A small US biotech company has claimed that it has removed a major safety obstacle to using "reprogrammed" human stem cells, which pose a risk of turning cancerous.
PrimeGen, based in Irvine, California, claims that its scientists have converted specialised adult human cells back to a seemingly embryonic state, employing methods that are much less likely to trigger cancer than those deployed previously.
AdvertisementThe company also says that it has been able to produce reprogrammed cells faster and much more efficiently than other scientists.
Presently, the newest area in stem cell biology is that of induced pluripotent stem cells, or iPS cells, which have the ability to develop into several different tissue types, first created by Shinya Yamanaka of Kyoto University in Japan.
Following the discovery, researchers in Japan and Wisconsin had reprogrammed skin cells to make primordial stem cells without destroying embryos.
However, little-noted in the news reports at the time was that to make these cells, the scientists needed to introduce cancer-causing genes into the cells using gene-altered viruses, thus making the resultant cells unsuitable for human therapy.
But now, PrimeGen has claimed that it had circumvented this problem.
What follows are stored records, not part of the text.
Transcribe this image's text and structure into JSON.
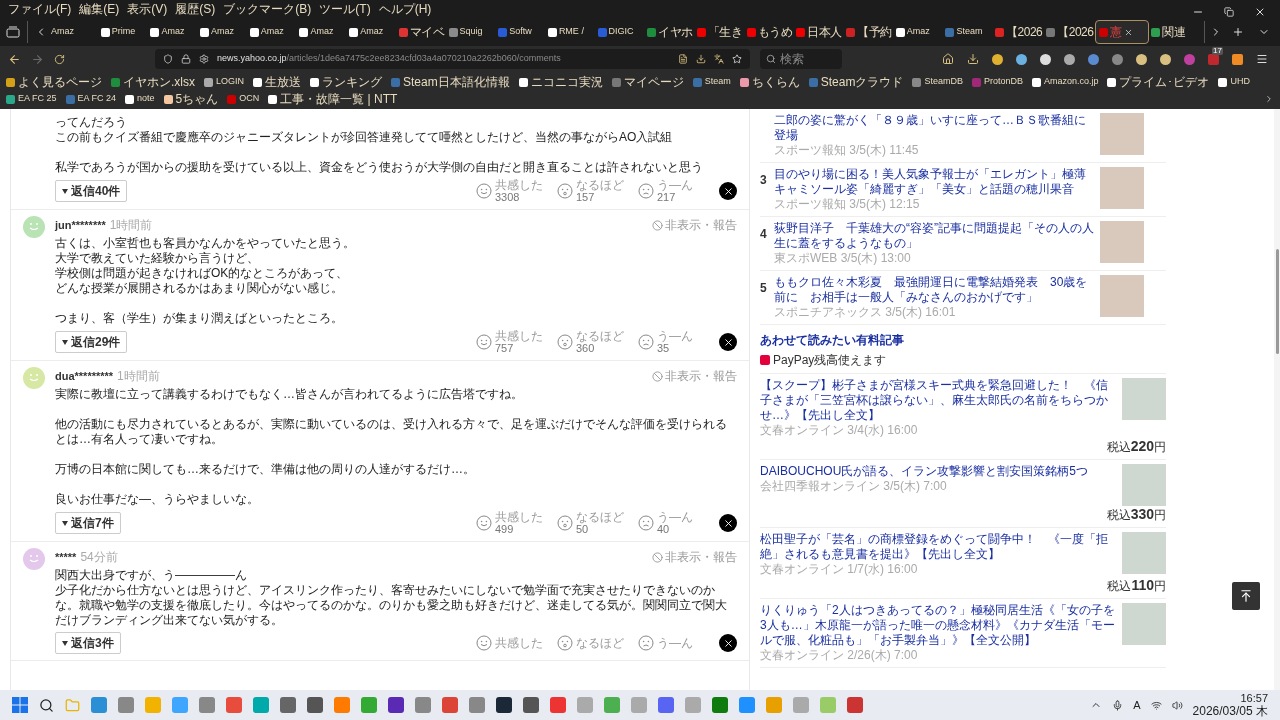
{
  "menu_bar": [
    "ファイル(F)",
    "編集(E)",
    "表示(V)",
    "履歴(S)",
    "ブックマーク(B)",
    "ツール(T)",
    "ヘルプ(H)"
  ],
  "tabs": [
    {
      "label": "Amaz",
      "selected": false
    },
    {
      "label": "Prime",
      "selected": false
    },
    {
      "label": "Amaz",
      "selected": false
    },
    {
      "label": "Amaz",
      "selected": false
    },
    {
      "label": "Amaz",
      "selected": false
    },
    {
      "label": "Amaz",
      "selected": false
    },
    {
      "label": "Amaz",
      "selected": false
    },
    {
      "label": "マイベ",
      "selected": false
    },
    {
      "label": "Squig",
      "selected": false
    },
    {
      "label": "Softw",
      "selected": false
    },
    {
      "label": "RME /",
      "selected": false
    },
    {
      "label": "DIGIC",
      "selected": false
    },
    {
      "label": "イヤホ",
      "selected": false
    },
    {
      "label": "「生き",
      "selected": false
    },
    {
      "label": "もうめ",
      "selected": false
    },
    {
      "label": "日本人",
      "selected": false
    },
    {
      "label": "【予約",
      "selected": false
    },
    {
      "label": "Amaz",
      "selected": false
    },
    {
      "label": "Steam",
      "selected": false
    },
    {
      "label": "【2026",
      "selected": false
    },
    {
      "label": "【2026",
      "selected": false
    },
    {
      "label": "憲",
      "selected": true
    },
    {
      "label": "関連",
      "selected": false
    }
  ],
  "address_bar": {
    "host": "news.yahoo.co.jp",
    "path": "/articles/1de6a7475c2ee8234cfd03a4a070210a2262b060/comments"
  },
  "search": {
    "placeholder": "検索"
  },
  "extension_badge": "17",
  "bookmarks": [
    "よく見るページ",
    "イヤホン.xlsx",
    "LOGIN",
    "生放送",
    "ランキング",
    "Steam日本語化情報",
    "ニコニコ実況",
    "マイページ",
    "Steam",
    "ちくらん",
    "Steamクラウド",
    "SteamDB",
    "ProtonDB",
    "Amazon.co.jp",
    "プライム･ビデオ",
    "UHD",
    "EA FC 25",
    "EA FC 24",
    "note",
    "5ちゃん",
    "OCN",
    "工事・故障一覧 | NTT"
  ],
  "comments": [
    {
      "paragraphs": [
        [
          "ってんだろう",
          "この前もクイズ番組で慶應卒のジャニーズタレントが珍回答連発してて唖然としたけど、当然の事ながらAO入試組"
        ],
        [
          "私学であろうが国からの援助を受けている以上、資金をどう使おうが大学側の自由だと開き直ることは許されないと思う"
        ]
      ],
      "replies": "返信40件",
      "reactions": [
        {
          "label": "共感した",
          "count": "3308"
        },
        {
          "label": "なるほど",
          "count": "157"
        },
        {
          "label": "う―ん",
          "count": "217"
        }
      ]
    },
    {
      "user": "jun********",
      "time": "1時間前",
      "color": "#b9e3b5",
      "hide_report": "非表示・報告",
      "paragraphs": [
        [
          "古くは、小室哲也も客員かなんかをやっていたと思う。",
          "大学で教えていた経験から言うけど、",
          "学校側は問題が起きなければOK的なところがあって、",
          "どんな授業が展開されるかはあまり関心がない感じ。"
        ],
        [
          "つまり、客（学生）が集まり潤えばといったところ。"
        ]
      ],
      "replies": "返信29件",
      "reactions": [
        {
          "label": "共感した",
          "count": "757"
        },
        {
          "label": "なるほど",
          "count": "360"
        },
        {
          "label": "う―ん",
          "count": "35"
        }
      ]
    },
    {
      "user": "dua*********",
      "time": "1時間前",
      "color": "#d6e8a3",
      "hide_report": "非表示・報告",
      "paragraphs": [
        [
          "実際に教壇に立って講義するわけでもなく…皆さんが言われてるように広告塔ですね。"
        ],
        [
          "他の活動にも尽力されているとあるが、実際に動いているのは、受け入れる方々で、足を運ぶだけでそんな評価を受けられるとは…有名人って凄いですね。"
        ],
        [
          "万博の日本館に関しても…来るだけで、準備は他の周りの人達がするだけ…。"
        ],
        [
          "良いお仕事だな―、うらやましいな。"
        ]
      ],
      "replies": "返信7件",
      "reactions": [
        {
          "label": "共感した",
          "count": "499"
        },
        {
          "label": "なるほど",
          "count": "50"
        },
        {
          "label": "う―ん",
          "count": "40"
        }
      ]
    },
    {
      "user": "*****",
      "time": "54分前",
      "color": "#e3c8ec",
      "hide_report": "非表示・報告",
      "paragraphs": [
        [
          "関西大出身ですが、う―――――ん",
          "少子化だから仕方ないとは思うけど、アイスリンク作ったり、客寄せみたいにしないで勉学面で充実させたりできないのかな。就職や勉学の支援を徹底したり。今はやってるのかな。のりかも愛之助も好きだけど、迷走してる気が。関関同立で関大だけブランディング出来てない気がする。"
        ]
      ],
      "replies": "返信3件",
      "reactions": [
        {
          "label": "共感した"
        },
        {
          "label": "なるほど"
        },
        {
          "label": "う―ん"
        }
      ]
    }
  ],
  "ranking": [
    {
      "title": "二郎の姿に驚がく「８９歳」いすに座って…ＢＳ歌番組に登場",
      "source": "スポーツ報知 3/5(木) 11:45"
    },
    {
      "rank": "3",
      "title": "目のやり場に困る！美人気象予報士が「エレガント」極薄キャミソール姿「綺麗すぎ」「美女」と話題の穂川果音",
      "source": "スポーツ報知 3/5(木) 12:15"
    },
    {
      "rank": "4",
      "title": "荻野目洋子　千葉雄大の“容姿”記事に問題提起「その人の人生に蓋をするようなもの」",
      "source": "東スポWEB 3/5(木) 13:00"
    },
    {
      "rank": "5",
      "title": "ももクロ佐々木彩夏　最強開運日に電撃結婚発表　30歳を前に　お相手は一般人「みなさんのおかげです」",
      "source": "スポニチアネックス 3/5(木) 16:01"
    }
  ],
  "paid_section": {
    "title": "あわせて読みたい有料記事",
    "paypay": "PayPay残高使えます"
  },
  "paid_articles": [
    {
      "title": "【スクープ】彬子さまが宮様スキー式典を緊急回避した！　《信子さまが「三笠宮杯は譲らない」、麻生太郎氏の名前をちらつかせ…》【先出し全文】",
      "source": "文春オンライン 3/4(水) 16:00",
      "tax": "税込",
      "price": "220",
      "currency": "円"
    },
    {
      "title": "DAIBOUCHOU氏が語る、イラン攻撃影響と割安国策銘柄5つ",
      "source": "会社四季報オンライン 3/5(木) 7:00",
      "tax": "税込",
      "price": "330",
      "currency": "円"
    },
    {
      "title": "松田聖子が「芸名」の商標登録をめぐって闘争中！　《一度「拒絶」されるも意見書を提出》【先出し全文】",
      "source": "文春オンライン 1/7(水) 16:00",
      "tax": "税込",
      "price": "110",
      "currency": "円"
    },
    {
      "title": "りくりゅう「2人はつきあってるの？」極秘同居生活《「女の子を3人も…」木原龍一が語った唯一の懸念材料》《カナダ生活「モールで服、化粧品も」「お手製弁当」》【全文公開】",
      "source": "文春オンライン 2/26(木) 7:00"
    }
  ],
  "taskbar": {
    "ime": "A",
    "time": "16:57",
    "date": "2026/03/05 木"
  }
}
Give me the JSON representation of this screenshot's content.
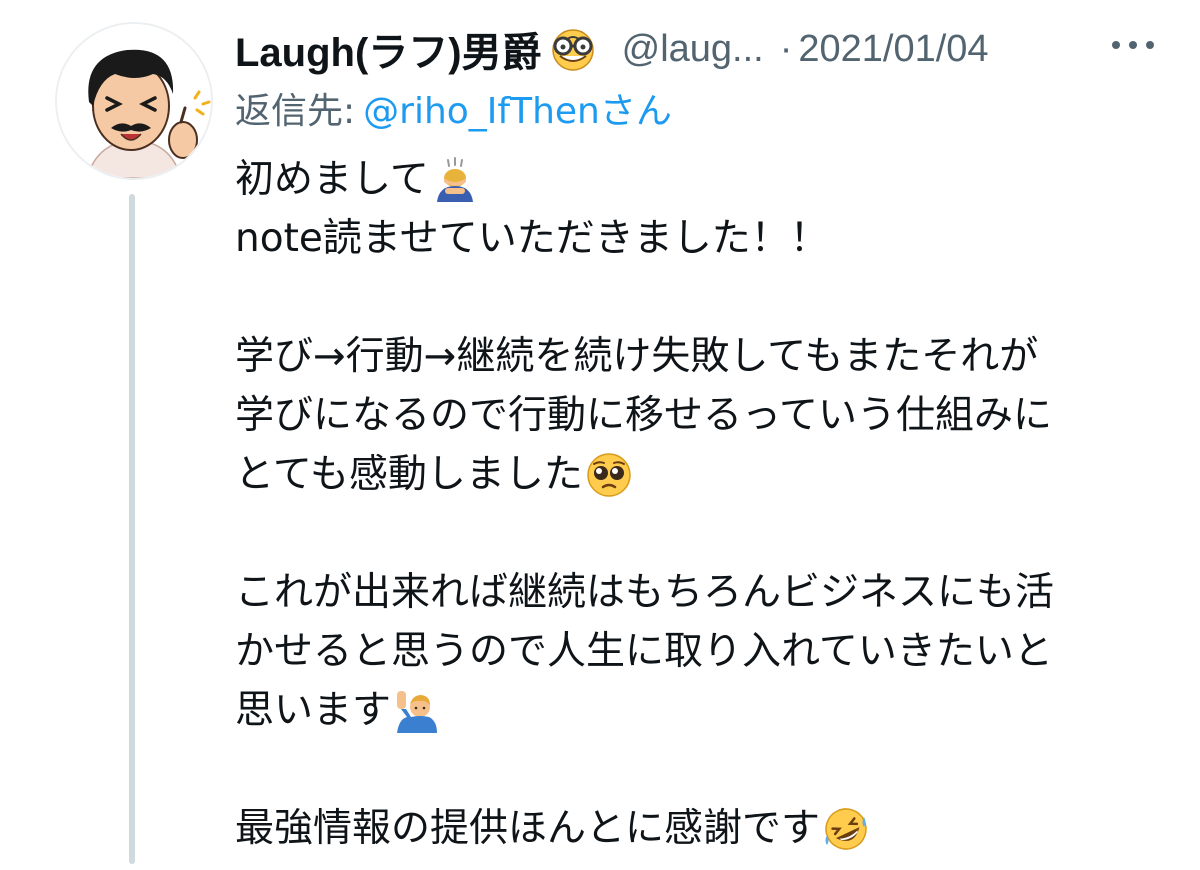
{
  "tweet": {
    "display_name": "Laugh(ラフ)男爵",
    "name_emoji": "nerd-face-emoji",
    "handle": "@laug...",
    "separator": "·",
    "date": "2021/01/04",
    "more_icon": "more-horizontal-icon",
    "reply_label": "返信先:",
    "reply_handle": "@riho_IfThenさん",
    "lines": [
      {
        "text": "初めまして",
        "emoji": "person-bowing-emoji"
      },
      {
        "text": "note読ませていただきました！！"
      },
      {
        "text": ""
      },
      {
        "text": "学び→行動→継続を続け失敗してもまたそれが"
      },
      {
        "text": "学びになるので行動に移せるっていう仕組みに"
      },
      {
        "text": "とても感動しました",
        "emoji": "pleading-face-emoji"
      },
      {
        "text": ""
      },
      {
        "text": "これが出来れば継続はもちろんビジネスにも活"
      },
      {
        "text": "かせると思うので人生に取り入れていきたいと"
      },
      {
        "text": "思います",
        "emoji": "person-raising-hand-emoji"
      },
      {
        "text": ""
      },
      {
        "text": "最強情報の提供ほんとに感謝です",
        "emoji": "rofl-emoji"
      }
    ]
  },
  "colors": {
    "text": "#0f1419",
    "muted": "#536471",
    "link": "#1d9bf0",
    "thread_line": "#cfd9de"
  }
}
Rather than using retroviruses to ferry the genes into the cells, PrimeGen used tiny carbon-based particles coated with DNA that codes for the same four reprogramming genes used by Yamanaka, including Oct3/4 and a fifth gene called Nanog.
The team then mixed the particles with human skin cells, kidney cells, or cells from the retina. The particles were quickly taken up by the adult cells, which were reprogrammed into an iPS cell-like state, says PrimeGen president John Sundsmo.
He added that coating the delivery particles with the proteins encoded by the five genes had the same effect.
Sundsmo said that colonies of iPS-like cells formed after about a week, contrasting Yamanaka's technique, which takes more than a month to form colonies of iPS cells.
Most remarkably, he claimed that PrimeGen's method is much more efficient, forming about 1000 times as many colonies of reprogrammed cells.
However, given previous claims in stem cell biology that have failed to stand up, other scientists are taking a cautious line.
"This is fascinating. But without more information, it's hard to know exactly how much they have done," New Scientist magazine quoted Arnold Kriegstein, head of developmental and stem cell biology at the University of California, San Francisco, as saying.
Sundsmo said that the company is writing up scientific papers on the method, and plans to release more details at a stem cell scientific meeting later this year.
He added that an independent lab has tested its cells and it has brought in top researchers to examine the results.